Down by the stream that runs through the meadow grow great clusters of the pink-flowered steeple bush. If you look at the lower sides of the leaves of the steeple bush, you see that they are very woolly. As this wool is not between the sun and the leaf blade, it cannot be meant to protect the leaves from the heat of the sun; and indeed in this wet meadow, close to the river, never mind how quickly the leaves throw off their water, the roots can have no difficulty in finding close by more than enough to make good the loss. No, the fact is that these leaves need to throw off water very freely indeed to make room for the ever-fresh supply that is pushing up the stem, and their woolly covering is intended to help them do this very thing. Its object is to aid perspiration. In swampy places the moisture rises every night from the wet ground, and settles on the plants about. The little mouths on the under surfaces of the leaves of the steeple bush would soon be clogged with the moisture rising from below, if they were not protected in some way; and if they became so clogged, they could not throw off the water with which the whole plant is charged. Thus, by having this thick coat of hair, the water that otherwise would cling to the outer surface of the leaf blade is kept at a distance from the little mouths, and these are not interrupted in the performance of a duty so necessary to the health of the plant.

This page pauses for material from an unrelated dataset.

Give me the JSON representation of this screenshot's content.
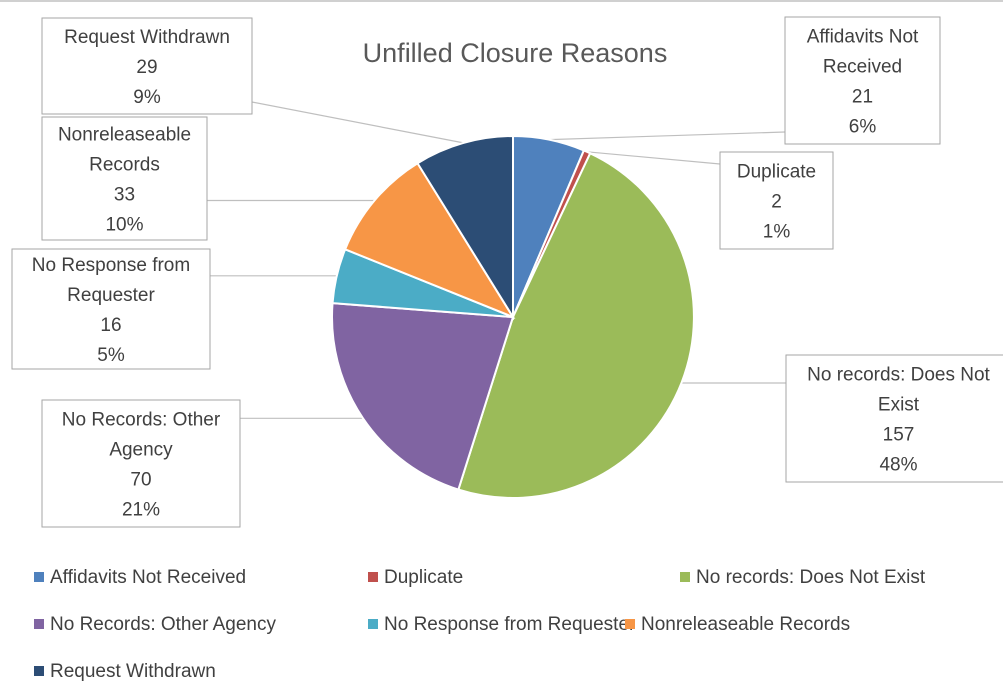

This same habit of coating its lower leaf surfaces with hair, you notice in the speckled or swamp alder, a shrub which grows also in wet places, and therefore runs the same risk of having its leaf mouths clogged with water.

So when you see only the upper surface of a leaf covered with hair, you can guess that the object of the plant is to prevent too much perspiration; but when you see only its lower side clothed in this same way, you can guess that the plant fears too little perspiration.

Sometimes you find a plant with leaves which have a coating of what looks almost like dust on one or both of their surfaces. This dust we call “bloom.” We see it in apples and grapes, as well as on leaves. It is made up of a waxy material which is put forth by the plant just as it puts forth hair. This bloom the plant uses also as a help to free perspiration. By thus clothing its leaves it shields the little mouths from water clogging; and so you can be sure that the little mouths have not been filled with water, and thus prevented from doing their work.

The cabbage leaf has mouths on both of its surfaces, and so both sides are covered with this protecting bloom. If you dip a cabbage leaf in water and then shake it, the drops roll off and leave it quite dry.